Copilot With Microsoft 365 Is Finally Available to Everyone

Microsoft’s chatbot Copilot has established itself as a serious competitor in the artificial intelligence market. While Google’s “Bard” bot relies on its own LLM, Copilot runs on the same models as ChatGPT. In fact, it even gives users free access to GPT-4, which ChatGPT users must pay $20 per month to access.

However, Copilot’s consumer-facing experience primarily focuses on text and image creation, as well as conversational search. If your work uses Microsoft 365, you already had access to the premium version of Copilot, which Microsoft has always promised will be coming to consumers soon. As it turns out, we come to that line in the form of Co-Pilot Pro.

What makes Copilot a “Pro”?

The main benefit of Copilot Pro is access to Copilot in Microsoft 365 Apps. At launch, this is available on Windows, Mac and iPad, but will soon be available in iPhone and Android apps. This means you can use AI Clippy in Microsoft Word, Excel (in preview), Powerpoint, Outlook, and OneNote (Windows only). If you have experience using artificial intelligence tools like ChatGPT or even the free Copilot, you can imagine how many use cases there are in the Microsoft Office suite.
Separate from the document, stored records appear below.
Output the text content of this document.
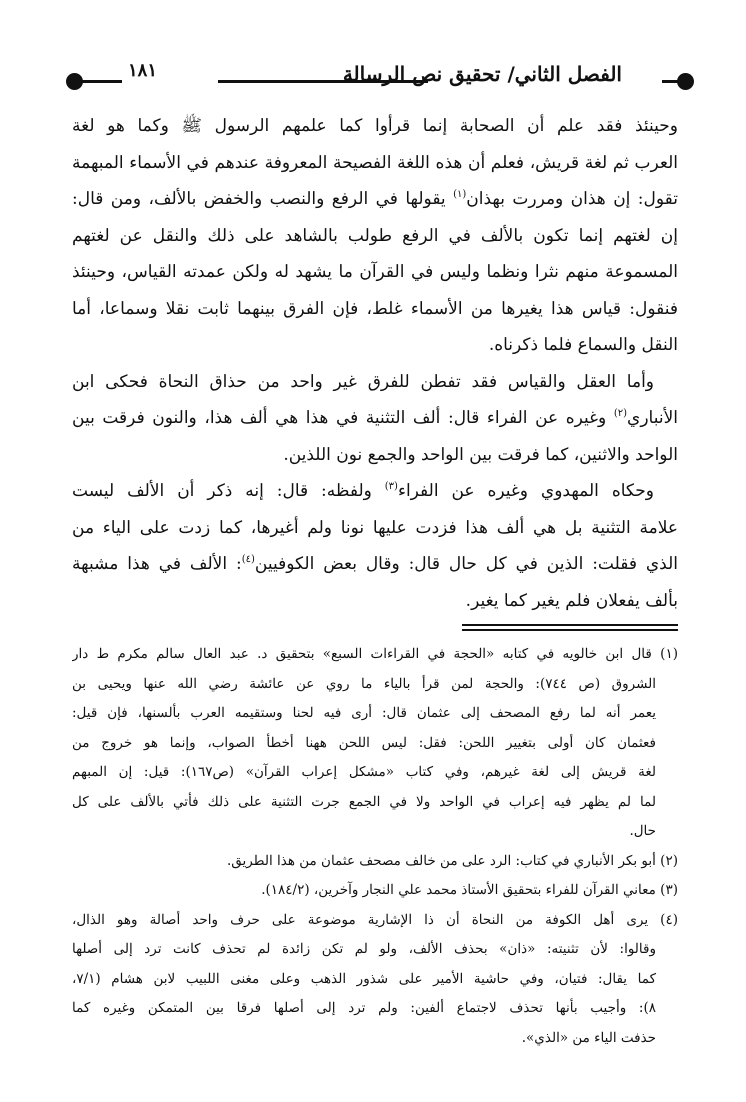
١٨١	الفصل الثاني/ تحقيق نص الرسالة
وحينئذ فقد علم أن الصحابة إنما قرأوا كما علمهم الرسول ﷺ وكما هو لغة
العرب ثم لغة قريش، فعلم أن هذه اللغة الفصيحة المعروفة عندهم في الأسماء المبهمة
تقول: إن هذان ومررت بهذان$^{(١)}$ يقولها في الرفع والنصب والخفض بالألف، ومن قال:
إن لغتهم إنما تكون بالألف في الرفع طولب بالشاهد على ذلك والنقل عن لغتهم
المسموعة منهم نثرا ونظما وليس في القرآن ما يشهد له ولكن عمدته القياس، وحينئذ
فنقول: قياس هذا يغيرها من الأسماء غلط، فإن الفرق بينهما ثابت نقلا وسماعا، أما
النقل والسماع فلما ذكرناه.
وأما العقل والقياس فقد تفطن للفرق غير واحد من حذاق النحاة فحكى ابن
الأنباري$^{(٢)}$ وغيره عن الفراء قال: ألف التثنية في هذا هي ألف هذا، والنون فرقت بين
الواحد والاثنين، كما فرقت بين الواحد والجمع نون اللذين.
وحكاه المهدوي وغيره عن الفراء$^{(٣)}$ ولفظه: قال: إنه ذكر أن الألف ليست
علامة التثنية بل هي ألف هذا فزدت عليها نونا ولم أغيرها، كما زدت على الياء من
الذي فقلت: الذين في كل حال قال: وقال بعض الكوفيين$^{(٤)}$: الألف في هذا مشبهة
بألف يفعلان فلم يغير كما يغير.
(١) قال ابن خالويه في كتابه «الحجة في القراءات السبع» بتحقيق د. عبد العال سالم مكرم ط دار
الشروق (ص ٧٤٤): والحجة لمن قرأ بالياء ما روي عن عائشة رضي الله عنها ويحيى بن
يعمر أنه لما رفع المصحف إلى عثمان قال: أرى فيه لحنا وستقيمه العرب بألسنها، فإن قيل:
فعثمان كان أولى بتغيير اللحن: فقل: ليس اللحن ههنا أخطأ الصواب، وإنما هو خروج من
لغة قريش إلى لغة غيرهم، وفي كتاب «مشكل إعراب القرآن» (ص١٦٧): قيل: إن المبهم
لما لم يظهر فيه إعراب في الواحد ولا في الجمع جرت التثنية على ذلك فأتي بالألف على كل
حال.
(٢) أبو بكر الأنباري في كتاب: الرد على من خالف مصحف عثمان من هذا الطريق.
(٣) معاني القرآن للفراء بتحقيق الأستاذ محمد علي النجار وآخرين، (١٨٤/٢).
(٤) يرى أهل الكوفة من النحاة أن ذا الإشارية موضوعة على حرف واحد أصالة وهو الذال،
وقالوا: لأن تثنيته: «ذان» بحذف الألف، ولو لم تكن زائدة لم تحذف كانت ترد إلى أصلها
كما يقال: فتيان، وفي حاشية الأمير على شذور الذهب وعلى مغنى اللبيب لابن هشام (٧/١،
٨): وأجيب بأنها تحذف لاجتماع ألفين: ولم ترد إلى أصلها فرقا بين المتمكن وغيره كما
حذفت الياء من «الذي».
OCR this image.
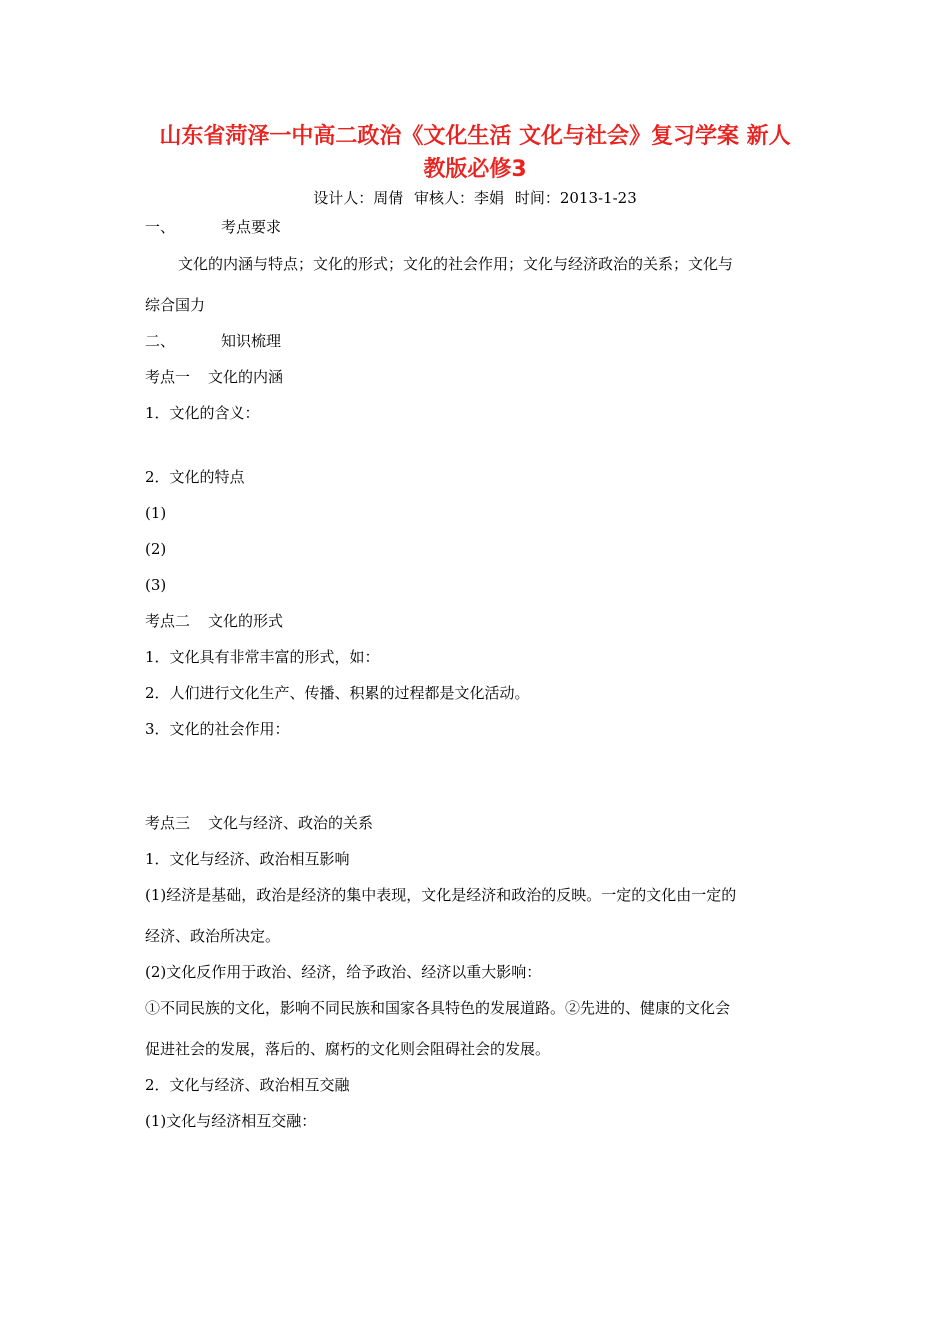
山东省菏泽一中高二政治《文化生活 文化与社会》复习学案 新人
教版必修3
设计人：周倩 审核人：李娟 时间：2013-1-23
一、	考点要求
文化的内涵与特点；文化的形式；文化的社会作用；文化与经济政治的关系；文化与
综合国力
二、	知识梳理
考点一 文化的内涵
1．文化的含义：
2．文化的特点
(1)
(2)
(3)
考点二 文化的形式
1．文化具有非常丰富的形式，如：
2．人们进行文化生产、传播、积累的过程都是文化活动。
3．文化的社会作用：
考点三 文化与经济、政治的关系
1．文化与经济、政治相互影响
(1)经济是基础，政治是经济的集中表现，文化是经济和政治的反映。一定的文化由一定的
经济、政治所决定。
(2)文化反作用于政治、经济，给予政治、经济以重大影响：
①不同民族的文化，影响不同民族和国家各具特色的发展道路。②先进的、健康的文化会
促进社会的发展，落后的、腐朽的文化则会阻碍社会的发展。
2．文化与经济、政治相互交融
(1)文化与经济相互交融：
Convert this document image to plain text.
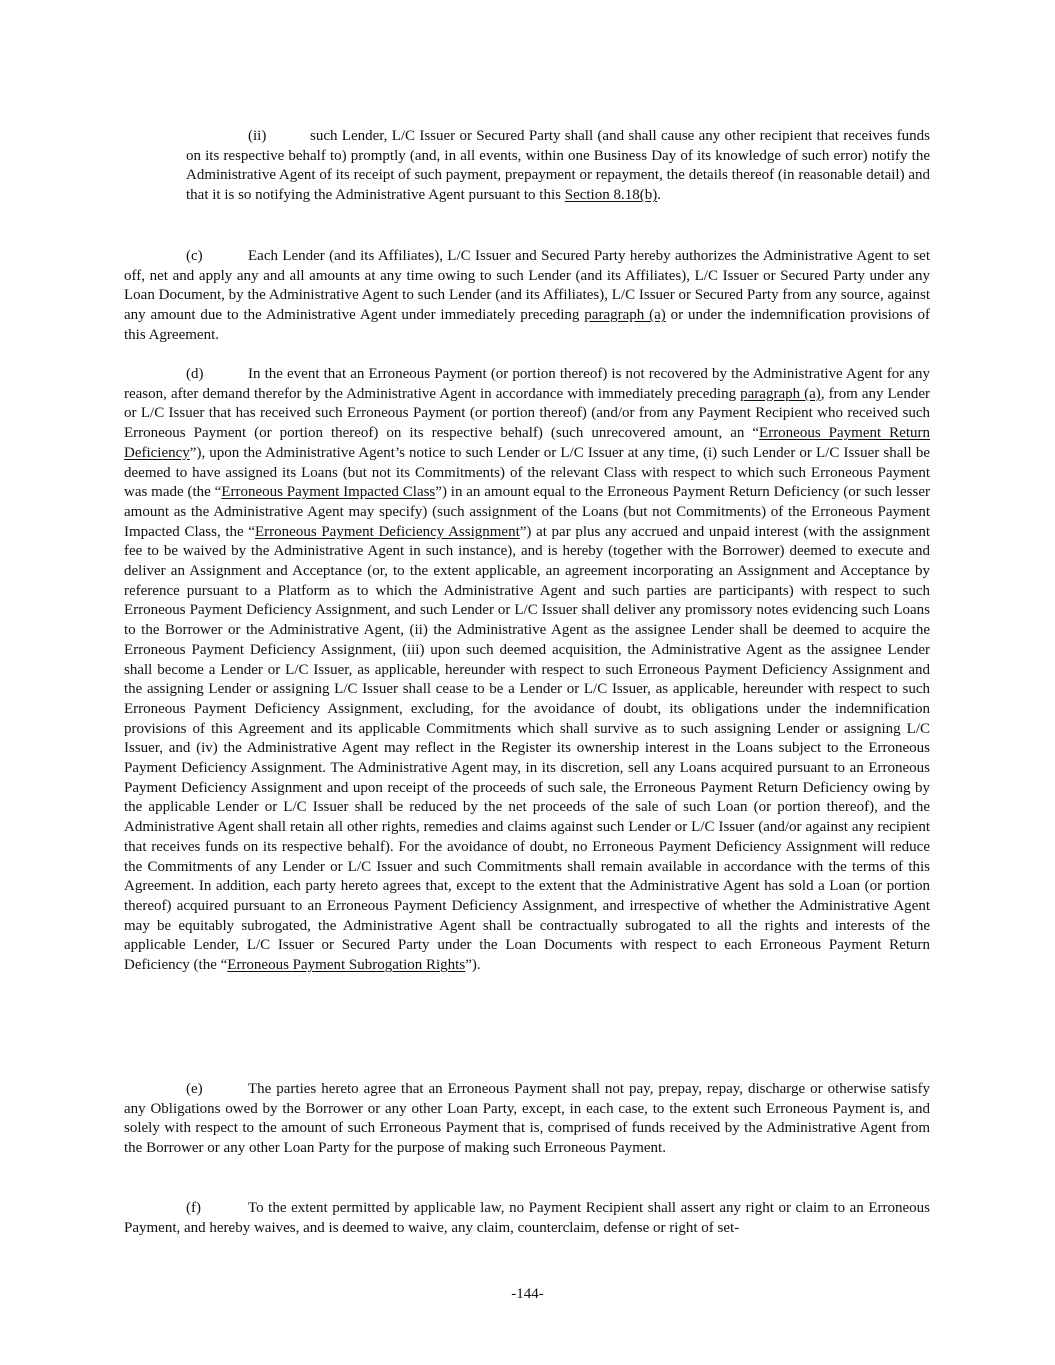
(ii)	such Lender, L/C Issuer or Secured Party shall (and shall cause any other recipient that receives funds on its respective behalf to) promptly (and, in all events, within one Business Day of its knowledge of such error) notify the Administrative Agent of its receipt of such payment, prepayment or repayment, the details thereof (in reasonable detail) and that it is so notifying the Administrative Agent pursuant to this Section 8.18(b).

(c)	Each Lender (and its Affiliates), L/C Issuer and Secured Party hereby authorizes the Administrative Agent to set off, net and apply any and all amounts at any time owing to such Lender (and its Affiliates), L/C Issuer or Secured Party under any Loan Document, by the Administrative Agent to such Lender (and its Affiliates), L/C Issuer or Secured Party from any source, against any amount due to the Administrative Agent under immediately preceding paragraph (a) or under the indemnification provisions of this Agreement.

(d)	In the event that an Erroneous Payment (or portion thereof) is not recovered by the Administrative Agent for any reason, after demand therefor by the Administrative Agent in accordance with immediately preceding paragraph (a), from any Lender or L/C Issuer that has received such Erroneous Payment (or portion thereof) (and/or from any Payment Recipient who received such Erroneous Payment (or portion thereof) on its respective behalf) (such unrecovered amount, an “Erroneous Payment Return Deficiency”), upon the Administrative Agent’s notice to such Lender or L/C Issuer at any time, (i) such Lender or L/C Issuer shall be deemed to have assigned its Loans (but not its Commitments) of the relevant Class with respect to which such Erroneous Payment was made (the “Erroneous Payment Impacted Class”) in an amount equal to the Erroneous Payment Return Deficiency (or such lesser amount as the Administrative Agent may specify) (such assignment of the Loans (but not Commitments) of the Erroneous Payment Impacted Class, the “Erroneous Payment Deficiency Assignment”) at par plus any accrued and unpaid interest (with the assignment fee to be waived by the Administrative Agent in such instance), and is hereby (together with the Borrower) deemed to execute and deliver an Assignment and Acceptance (or, to the extent applicable, an agreement incorporating an Assignment and Acceptance by reference pursuant to a Platform as to which the Administrative Agent and such parties are participants) with respect to such Erroneous Payment Deficiency Assignment, and such Lender or L/C Issuer shall deliver any promissory notes evidencing such Loans to the Borrower or the Administrative Agent, (ii) the Administrative Agent as the assignee Lender shall be deemed to acquire the Erroneous Payment Deficiency Assignment, (iii) upon such deemed acquisition, the Administrative Agent as the assignee Lender shall become a Lender or L/C Issuer, as applicable, hereunder with respect to such Erroneous Payment Deficiency Assignment and the assigning Lender or assigning L/C Issuer shall cease to be a Lender or L/C Issuer, as applicable, hereunder with respect to such Erroneous Payment Deficiency Assignment, excluding, for the avoidance of doubt, its obligations under the indemnification provisions of this Agreement and its applicable Commitments which shall survive as to such assigning Lender or assigning L/C Issuer, and (iv) the Administrative Agent may reflect in the Register its ownership interest in the Loans subject to the Erroneous Payment Deficiency Assignment. The Administrative Agent may, in its discretion, sell any Loans acquired pursuant to an Erroneous Payment Deficiency Assignment and upon receipt of the proceeds of such sale, the Erroneous Payment Return Deficiency owing by the applicable Lender or L/C Issuer shall be reduced by the net proceeds of the sale of such Loan (or portion thereof), and the Administrative Agent shall retain all other rights, remedies and claims against such Lender or L/C Issuer (and/or against any recipient that receives funds on its respective behalf). For the avoidance of doubt, no Erroneous Payment Deficiency Assignment will reduce the Commitments of any Lender or L/C Issuer and such Commitments shall remain available in accordance with the terms of this Agreement. In addition, each party hereto agrees that, except to the extent that the Administrative Agent has sold a Loan (or portion thereof) acquired pursuant to an Erroneous Payment Deficiency Assignment, and irrespective of whether the Administrative Agent may be equitably subrogated, the Administrative Agent shall be contractually subrogated to all the rights and interests of the applicable Lender, L/C Issuer or Secured Party under the Loan Documents with respect to each Erroneous Payment Return Deficiency (the “Erroneous Payment Subrogation Rights”).

(e)	The parties hereto agree that an Erroneous Payment shall not pay, prepay, repay, discharge or otherwise satisfy any Obligations owed by the Borrower or any other Loan Party, except, in each case, to the extent such Erroneous Payment is, and solely with respect to the amount of such Erroneous Payment that is, comprised of funds received by the Administrative Agent from the Borrower or any other Loan Party for the purpose of making such Erroneous Payment.

(f)	To the extent permitted by applicable law, no Payment Recipient shall assert any right or claim to an Erroneous Payment, and hereby waives, and is deemed to waive, any claim, counterclaim, defense or right of set-

-144-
You can ask Copilot to create a proposal in Word from a combination of meeting notes from OneNote and a separate client document; ask an AI bot to analyze a spreadsheet and report specific trends it sees based on the data; or click Start Viewing in Outlook to view your most important emails first (at least what Copilot considers most important). More examples of how Microsoft sees Copilot being used in 365 Apps can be seen on its official page here .

These features are nothing new: Microsoft first announced Copilot for Microsoft 365 back in March last year , and business users have been able to access Copilot in 365 apps since November . But for the first time, everyday consumers can try out these AI tools for both work and personal use.

But it’s not just AI-powered Office that makes Copilot Pro more powerful than its free version. With Pro you get priority access to GPT-4 and GPT-4 Turbo during peak hours. While the free version of Copilot is great because you can use GPT-4 without paying for ChatGPT Plus, you will lose access to the more advanced OpenAI LLM when demand gets too high. This is not much different from what happens to users of virtual carriers (like Mint Mobile) during periods of peak cellular traffic.

Going Pro also gives you access to DALL-E 3 through Designer (formerly known as Bing Image Creator ), including landscape images (not just portrait ones). You now get 100 “boosts” rather than 15, which means you have more ability to prioritize image requests. As with the ChatGPT Plus subscription, you’ll also be able to create your own Copilot GPTs, an easy way to create a Copilot bot that can do whatever you want.

How much does Copilot Pro cost?

At launch, Microsoft charges $20 per month for Copilot Pro. However, this will not include access to Microsoft 365 and its apps. To use Copilot in Word, Excel, PowerPoint, and more, you need to separately purchase a 365 subscription , which costs $6.99 per month or $69.99 per year for individuals. This raises the price to $25.83 or $26.99 per month if you want to take advantage of this side of Copilot Pro.

If you’re on the family plan, it also gets more expensive: Copilot Pro only offers individual subscriptions, so everyone on the 365 family plan will have to pay $20 a month each for access.